Âgé de 52 ans, Franck (Olivier Gourmet) ne s’inquiète plus de son destin terni par un passé d’ouvrier qualifié et de délégué syndical engagés. Aujourd’hui, il s’est reconverti par contrainte dans la sécurité d’un centre commercial de la région parisienne, laissant au placard les opérations coups de poing. Il s’est mis à boire, à fumer, à réparer des voitures télécommandées entre deux rondes de nuit jusqu’à ce qu’il découvre un véhicule suspect sur le parking qu’il surveille avec son collègue (Marc Zinga). Une avalanche de questions l’envahit. Peut-il encore réagir face à cette voiture étrange au préjudice d’un patron suspect (Bénabar) ?

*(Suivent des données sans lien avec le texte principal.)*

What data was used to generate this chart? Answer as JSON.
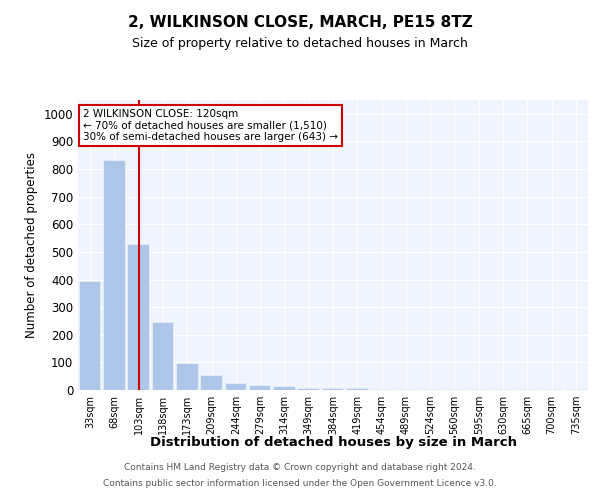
{
  "title": "2, WILKINSON CLOSE, MARCH, PE15 8TZ",
  "subtitle": "Size of property relative to detached houses in March",
  "xlabel": "Distribution of detached houses by size in March",
  "ylabel": "Number of detached properties",
  "footnote1": "Contains HM Land Registry data © Crown copyright and database right 2024.",
  "footnote2": "Contains public sector information licensed under the Open Government Licence v3.0.",
  "annotation_line1": "2 WILKINSON CLOSE: 120sqm",
  "annotation_line2": "← 70% of detached houses are smaller (1,510)",
  "annotation_line3": "30% of semi-detached houses are larger (643) →",
  "bar_color": "#aec6e8",
  "bar_edge_color": "#aec6e8",
  "red_line_color": "#cc0000",
  "annotation_box_color": "#cc0000",
  "categories": [
    "33sqm",
    "68sqm",
    "103sqm",
    "138sqm",
    "173sqm",
    "209sqm",
    "244sqm",
    "279sqm",
    "314sqm",
    "349sqm",
    "384sqm",
    "419sqm",
    "454sqm",
    "489sqm",
    "524sqm",
    "560sqm",
    "595sqm",
    "630sqm",
    "665sqm",
    "700sqm",
    "735sqm"
  ],
  "values": [
    390,
    830,
    525,
    243,
    95,
    50,
    20,
    15,
    10,
    5,
    5,
    5,
    0,
    0,
    0,
    0,
    0,
    0,
    0,
    0,
    0
  ],
  "red_line_index": 2,
  "ylim": [
    0,
    1050
  ],
  "yticks": [
    0,
    100,
    200,
    300,
    400,
    500,
    600,
    700,
    800,
    900,
    1000
  ],
  "bar_width": 0.85,
  "figsize": [
    6.0,
    5.0
  ],
  "dpi": 100,
  "bg_color": "#f0f4ff"
}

Ne tombant à aucun moment dans le misérabilisme, Pierre Jolivet démontre dans les attitudes et les propos sombres de ses acteurs toute la complexité d’un homme à vivre honnêtement. Pourtant, le récit qu’il raconte est si pessimiste qu’il est difficile qu’un d’entre eux intervienne. Devant l’impuissance de ses partenaires au bord de la rupture sociale, Olivier Gourmet, quelque peu hésitant, défie à contrecoeur la morale, allant jusqu’à prendre des coups et se substituer à une police inexistante pour rétablir un semblant de paix dans sa vie.

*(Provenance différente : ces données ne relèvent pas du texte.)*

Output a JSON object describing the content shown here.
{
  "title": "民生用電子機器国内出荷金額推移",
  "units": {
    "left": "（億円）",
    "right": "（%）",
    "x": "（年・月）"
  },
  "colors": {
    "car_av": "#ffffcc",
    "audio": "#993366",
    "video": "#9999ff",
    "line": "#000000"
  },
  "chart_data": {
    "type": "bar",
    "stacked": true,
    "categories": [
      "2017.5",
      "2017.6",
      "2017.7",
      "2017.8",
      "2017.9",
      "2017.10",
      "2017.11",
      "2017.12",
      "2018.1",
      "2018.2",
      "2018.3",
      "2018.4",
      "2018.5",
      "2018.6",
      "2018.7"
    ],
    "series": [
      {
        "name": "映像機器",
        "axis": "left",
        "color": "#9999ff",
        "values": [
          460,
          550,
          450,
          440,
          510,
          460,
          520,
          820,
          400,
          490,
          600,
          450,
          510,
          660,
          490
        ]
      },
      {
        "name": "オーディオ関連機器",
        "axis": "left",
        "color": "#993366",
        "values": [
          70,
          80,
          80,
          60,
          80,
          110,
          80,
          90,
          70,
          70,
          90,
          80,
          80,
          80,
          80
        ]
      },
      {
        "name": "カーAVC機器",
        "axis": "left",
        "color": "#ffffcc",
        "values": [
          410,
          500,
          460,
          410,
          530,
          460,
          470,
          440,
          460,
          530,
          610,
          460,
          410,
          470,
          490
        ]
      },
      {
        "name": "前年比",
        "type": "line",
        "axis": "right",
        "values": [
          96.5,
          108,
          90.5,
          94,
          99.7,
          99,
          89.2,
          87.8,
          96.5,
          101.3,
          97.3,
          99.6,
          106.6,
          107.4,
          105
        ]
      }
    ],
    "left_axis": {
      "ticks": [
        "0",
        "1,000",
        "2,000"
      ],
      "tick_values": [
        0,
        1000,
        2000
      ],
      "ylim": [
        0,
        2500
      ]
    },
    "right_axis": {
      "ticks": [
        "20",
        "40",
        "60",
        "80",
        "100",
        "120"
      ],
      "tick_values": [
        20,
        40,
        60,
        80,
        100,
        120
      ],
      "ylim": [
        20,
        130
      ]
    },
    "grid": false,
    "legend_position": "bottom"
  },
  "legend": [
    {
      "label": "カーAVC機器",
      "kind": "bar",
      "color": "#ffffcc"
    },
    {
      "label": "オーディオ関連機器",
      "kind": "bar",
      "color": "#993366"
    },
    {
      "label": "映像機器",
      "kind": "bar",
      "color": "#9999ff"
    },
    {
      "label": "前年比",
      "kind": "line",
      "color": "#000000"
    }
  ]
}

Après avoir incarné des personnages engagés dans L’Exercice de l’État, Deux jours, une nuit ou encore L’Affaire SK1, Olivier Gourmet est à l’apogée de sa carrière en se glissant dans la peau d’un agent de sécurité au passé chaotique. Son incroyable force pour apporter la crédibilité à l’homme trouble qu’il joue vient de son imposant physique. Sa démarche matérialiste et sa façon de défendre ses idées font de lui un individu antipathique, entier et rauque qui n’a peur de rien pour rétablir l’ordre, même pas de s’immiscer dans des régions hostiles laissées à l’abandon.

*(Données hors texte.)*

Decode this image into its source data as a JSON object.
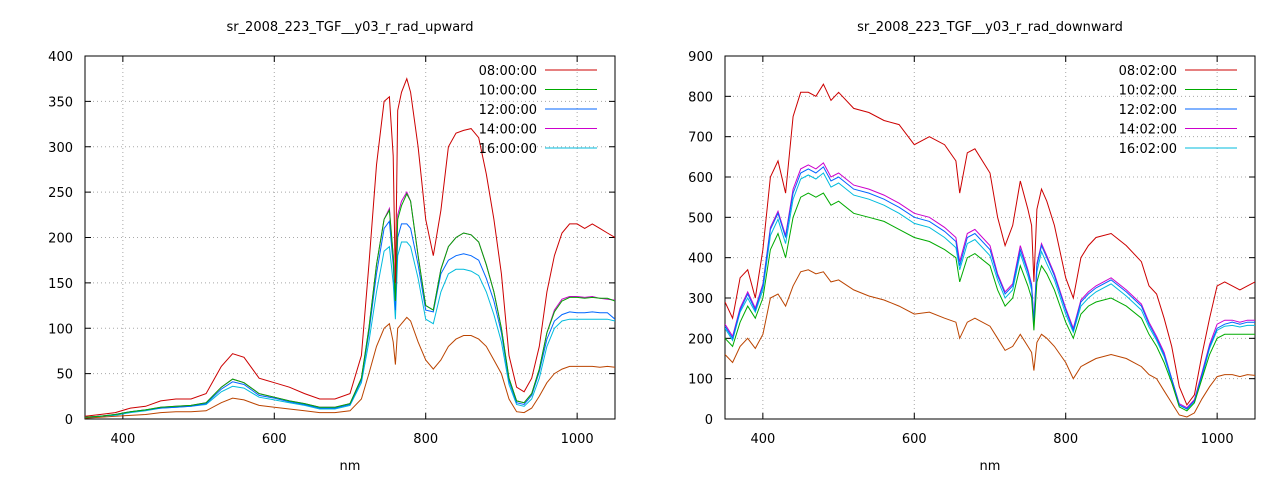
{
  "chart_data": [
    {
      "type": "line",
      "title": "sr_2008_223_TGF__y03_r_rad_upward",
      "xlabel": "nm",
      "ylabel": "",
      "xlim": [
        350,
        1050
      ],
      "ylim": [
        0,
        400
      ],
      "xticks": [
        400,
        600,
        800,
        1000
      ],
      "yticks": [
        0,
        50,
        100,
        150,
        200,
        250,
        300,
        350,
        400
      ],
      "grid": true,
      "legend_position": "top-right",
      "x": [
        350,
        370,
        390,
        410,
        430,
        450,
        470,
        490,
        510,
        530,
        545,
        560,
        580,
        600,
        620,
        640,
        660,
        680,
        700,
        715,
        725,
        735,
        745,
        752,
        757,
        760,
        763,
        768,
        775,
        780,
        790,
        800,
        810,
        820,
        830,
        840,
        850,
        860,
        870,
        880,
        890,
        900,
        910,
        920,
        930,
        940,
        950,
        960,
        970,
        980,
        990,
        1000,
        1010,
        1020,
        1030,
        1040,
        1050
      ],
      "series": [
        {
          "name": "08:00:00",
          "color": "#cc0000",
          "values": [
            3,
            5,
            7,
            12,
            14,
            20,
            22,
            22,
            28,
            58,
            72,
            68,
            45,
            40,
            35,
            28,
            22,
            22,
            28,
            70,
            170,
            280,
            350,
            355,
            290,
            150,
            340,
            360,
            375,
            360,
            300,
            220,
            180,
            230,
            300,
            315,
            318,
            320,
            310,
            270,
            220,
            160,
            70,
            35,
            30,
            45,
            80,
            140,
            180,
            205,
            215,
            215,
            210,
            215,
            210,
            205,
            200
          ]
        },
        {
          "name": "10:00:00",
          "color": "#00aa00",
          "values": [
            2,
            3,
            5,
            8,
            10,
            13,
            14,
            15,
            18,
            35,
            44,
            40,
            28,
            24,
            20,
            17,
            13,
            13,
            17,
            45,
            100,
            170,
            220,
            230,
            180,
            130,
            220,
            235,
            248,
            240,
            180,
            125,
            120,
            165,
            190,
            200,
            205,
            203,
            195,
            170,
            140,
            100,
            45,
            20,
            18,
            28,
            55,
            95,
            118,
            130,
            134,
            134,
            133,
            134,
            133,
            133,
            130
          ]
        },
        {
          "name": "12:00:00",
          "color": "#0066ff",
          "values": [
            2,
            3,
            5,
            8,
            10,
            12,
            13,
            14,
            17,
            33,
            41,
            38,
            26,
            23,
            19,
            16,
            12,
            12,
            16,
            43,
            95,
            160,
            210,
            218,
            170,
            120,
            200,
            215,
            215,
            210,
            170,
            120,
            118,
            160,
            175,
            180,
            182,
            180,
            175,
            155,
            130,
            95,
            42,
            18,
            16,
            26,
            52,
            88,
            108,
            115,
            118,
            117,
            117,
            118,
            117,
            117,
            110
          ]
        },
        {
          "name": "14:00:00",
          "color": "#cc00cc",
          "values": [
            2,
            3,
            5,
            8,
            10,
            13,
            14,
            15,
            18,
            35,
            44,
            40,
            28,
            24,
            20,
            17,
            13,
            13,
            17,
            45,
            100,
            170,
            220,
            232,
            180,
            135,
            225,
            240,
            250,
            240,
            180,
            125,
            120,
            165,
            190,
            200,
            205,
            203,
            195,
            170,
            140,
            100,
            45,
            20,
            18,
            28,
            55,
            95,
            120,
            132,
            135,
            135,
            134,
            135,
            133,
            132,
            131
          ]
        },
        {
          "name": "16:00:00",
          "color": "#00bbdd",
          "values": [
            2,
            3,
            4,
            7,
            9,
            12,
            13,
            14,
            16,
            30,
            36,
            34,
            24,
            21,
            18,
            15,
            11,
            11,
            15,
            40,
            85,
            140,
            185,
            190,
            150,
            110,
            180,
            195,
            195,
            190,
            155,
            110,
            105,
            140,
            160,
            165,
            165,
            163,
            158,
            140,
            115,
            85,
            38,
            16,
            14,
            22,
            45,
            80,
            100,
            108,
            110,
            110,
            110,
            110,
            110,
            110,
            108
          ]
        },
        {
          "name": "",
          "color": "#bb4400",
          "values": [
            1,
            2,
            3,
            4,
            5,
            7,
            8,
            8,
            9,
            18,
            23,
            21,
            15,
            13,
            11,
            9,
            7,
            7,
            9,
            22,
            50,
            80,
            100,
            105,
            85,
            60,
            100,
            105,
            112,
            108,
            85,
            65,
            55,
            65,
            80,
            88,
            92,
            92,
            88,
            80,
            65,
            50,
            22,
            8,
            7,
            12,
            25,
            40,
            50,
            55,
            58,
            58,
            58,
            58,
            57,
            58,
            57
          ]
        }
      ]
    },
    {
      "type": "line",
      "title": "sr_2008_223_TGF__y03_r_rad_downward",
      "xlabel": "nm",
      "ylabel": "",
      "xlim": [
        350,
        1050
      ],
      "ylim": [
        0,
        900
      ],
      "xticks": [
        400,
        600,
        800,
        1000
      ],
      "yticks": [
        0,
        100,
        200,
        300,
        400,
        500,
        600,
        700,
        800,
        900
      ],
      "grid": true,
      "legend_position": "top-right",
      "x": [
        350,
        360,
        370,
        380,
        390,
        400,
        410,
        420,
        430,
        440,
        450,
        460,
        470,
        480,
        490,
        500,
        520,
        540,
        560,
        580,
        600,
        620,
        640,
        655,
        660,
        670,
        680,
        700,
        710,
        720,
        730,
        740,
        750,
        755,
        758,
        762,
        768,
        775,
        785,
        800,
        810,
        820,
        830,
        840,
        860,
        880,
        900,
        910,
        920,
        930,
        940,
        950,
        960,
        970,
        980,
        990,
        1000,
        1010,
        1020,
        1030,
        1040,
        1050
      ],
      "series": [
        {
          "name": "08:02:00",
          "color": "#cc0000",
          "values": [
            290,
            250,
            350,
            370,
            300,
            420,
            600,
            640,
            560,
            750,
            810,
            810,
            800,
            830,
            790,
            810,
            770,
            760,
            740,
            730,
            680,
            700,
            680,
            640,
            560,
            660,
            670,
            610,
            500,
            430,
            480,
            590,
            520,
            480,
            340,
            520,
            570,
            540,
            480,
            350,
            300,
            400,
            430,
            450,
            460,
            430,
            390,
            330,
            310,
            250,
            180,
            80,
            35,
            60,
            160,
            250,
            330,
            340,
            330,
            320,
            330,
            340
          ]
        },
        {
          "name": "10:02:00",
          "color": "#00aa00",
          "values": [
            200,
            180,
            240,
            280,
            250,
            300,
            420,
            460,
            400,
            500,
            550,
            560,
            550,
            560,
            530,
            540,
            510,
            500,
            490,
            470,
            450,
            440,
            420,
            400,
            340,
            400,
            410,
            380,
            320,
            280,
            300,
            380,
            330,
            300,
            220,
            340,
            380,
            360,
            320,
            240,
            200,
            260,
            280,
            290,
            300,
            280,
            250,
            210,
            180,
            140,
            90,
            30,
            20,
            40,
            100,
            160,
            200,
            210,
            210,
            210,
            210,
            210
          ]
        },
        {
          "name": "12:02:00",
          "color": "#0066ff",
          "values": [
            230,
            200,
            270,
            310,
            270,
            330,
            470,
            510,
            450,
            560,
            610,
            620,
            610,
            625,
            590,
            600,
            570,
            560,
            545,
            525,
            500,
            490,
            465,
            440,
            380,
            450,
            460,
            420,
            355,
            310,
            330,
            420,
            365,
            330,
            240,
            380,
            430,
            400,
            355,
            270,
            220,
            290,
            310,
            325,
            345,
            315,
            280,
            235,
            200,
            160,
            100,
            35,
            25,
            45,
            110,
            180,
            225,
            235,
            240,
            235,
            240,
            240
          ]
        },
        {
          "name": "14:02:00",
          "color": "#cc00cc",
          "values": [
            235,
            205,
            275,
            315,
            275,
            335,
            475,
            515,
            455,
            570,
            620,
            630,
            620,
            635,
            600,
            610,
            580,
            570,
            555,
            535,
            510,
            500,
            475,
            450,
            390,
            460,
            470,
            430,
            360,
            315,
            335,
            430,
            370,
            335,
            245,
            385,
            435,
            405,
            360,
            275,
            225,
            295,
            315,
            330,
            350,
            320,
            285,
            240,
            205,
            165,
            100,
            38,
            28,
            48,
            115,
            185,
            235,
            245,
            245,
            240,
            245,
            245
          ]
        },
        {
          "name": "16:02:00",
          "color": "#00bbdd",
          "values": [
            225,
            195,
            265,
            300,
            265,
            320,
            455,
            495,
            435,
            545,
            595,
            605,
            595,
            610,
            575,
            585,
            555,
            545,
            530,
            510,
            485,
            475,
            450,
            425,
            370,
            435,
            445,
            405,
            345,
            300,
            320,
            410,
            355,
            320,
            235,
            365,
            415,
            385,
            345,
            260,
            215,
            280,
            300,
            315,
            335,
            305,
            270,
            228,
            195,
            155,
            95,
            34,
            24,
            44,
            105,
            175,
            220,
            230,
            232,
            228,
            232,
            232
          ]
        },
        {
          "name": "",
          "color": "#bb4400",
          "values": [
            160,
            140,
            180,
            200,
            175,
            210,
            300,
            310,
            280,
            330,
            365,
            370,
            360,
            365,
            340,
            345,
            320,
            305,
            295,
            280,
            260,
            265,
            250,
            240,
            200,
            240,
            250,
            230,
            200,
            170,
            180,
            210,
            180,
            165,
            120,
            190,
            210,
            200,
            180,
            140,
            100,
            130,
            140,
            150,
            160,
            150,
            130,
            110,
            100,
            70,
            40,
            10,
            5,
            15,
            50,
            80,
            105,
            110,
            110,
            105,
            110,
            108
          ]
        }
      ]
    }
  ]
}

Pierre Jolivet pouvait difficilement choisir un autre dénouement tragique pour cet ancien syndicaliste qui s’est donné tant de mal pour garantir la sécurité ou retrouver un sens à une existence morne. Sa complétude, son honnêteté et son idéalisme apparaissent ici comme de précieuses qualités, mais deviennent rapidement obsolètes au sein d’une société décadente, lâche et injuste. À travers le courage de cet homme aussi condamné que révolté, Pierre Jolivet signe un drame social réaliste, empli d’un brin d’utopie (presque onirique) et porté par une interprétation efficace d’Olivier Gourmet.